Bedingt durch den Verlust der Mehrheit im Parlament konnte die Geltungsdauer der "Emergency Regulations" im Juli 2001 nicht verlängert werden, so dass sie am 4. Juli 2001 außer Kraft trat. Daraufhin wurden auf Grund des Art. 27 des PTA Verordnungen erlassen, welche unter anderem alle Verwaltungsbezirke des Landes zu Sicherheitszonen, Colombo zur Hochsicherheitszone erklären, die LTTE verbieten, jede Art von Unterstützung der LTTE mit 15 Jahren Gefängnis bedrohen und die Einziehung aller Guthaben der LTTE oder finanziellen Mittel, die zu ihrer Unterstützung dienen, ermöglichen.

Nach Auskunft der Deutschen Botschaft Colombo (03.09.2002) wird auch der PTA unter dem derzeitigen Waffenstillstandsabkommen nicht angewandt.
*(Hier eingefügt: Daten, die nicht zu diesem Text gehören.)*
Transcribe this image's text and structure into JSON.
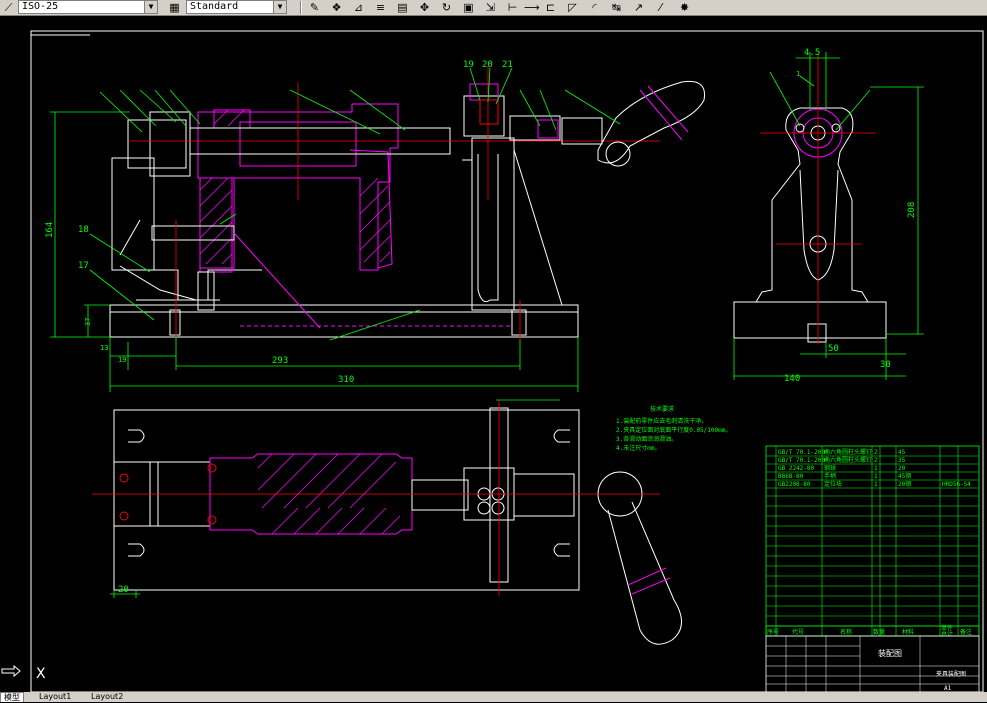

Am 23. Juli 2002 setzte die Präsidentin eine Kommission ein ("Truth Commission on Ethnic Violence"), welche die Ursachen und das Ausmaß der Menschenrechtsverletzungen in der Zeit von 1981 bis 1984 untersuchen soll. Die Kommission ist darüber hinaus befugt, die Verantwortlichen zu benennen und über mögliche Wiedergutmachung zu entscheiden (AA, 06.09.2002).

Seit der Wahl des bisherigen Oppositionsführers Ranil Wickremasinghe, der den Wählern versprochen hatte, Frieden herbeizuführen, ist es zu einer deutlichen Entspannung der innenpolitischen Lage gekommen. Auch nach Mitteilung des Sachverständigen Keller-Kirchhoff (17.04.2002) ist es seit den Neuwahlen in Bezug auf die LTTE zu einer "Kehrtwende" gekommen. Am 24. Dezember 2001 trat eine von der LTTE erklärte Waffenruhe in Kraft, der sich die Regierung anschloss.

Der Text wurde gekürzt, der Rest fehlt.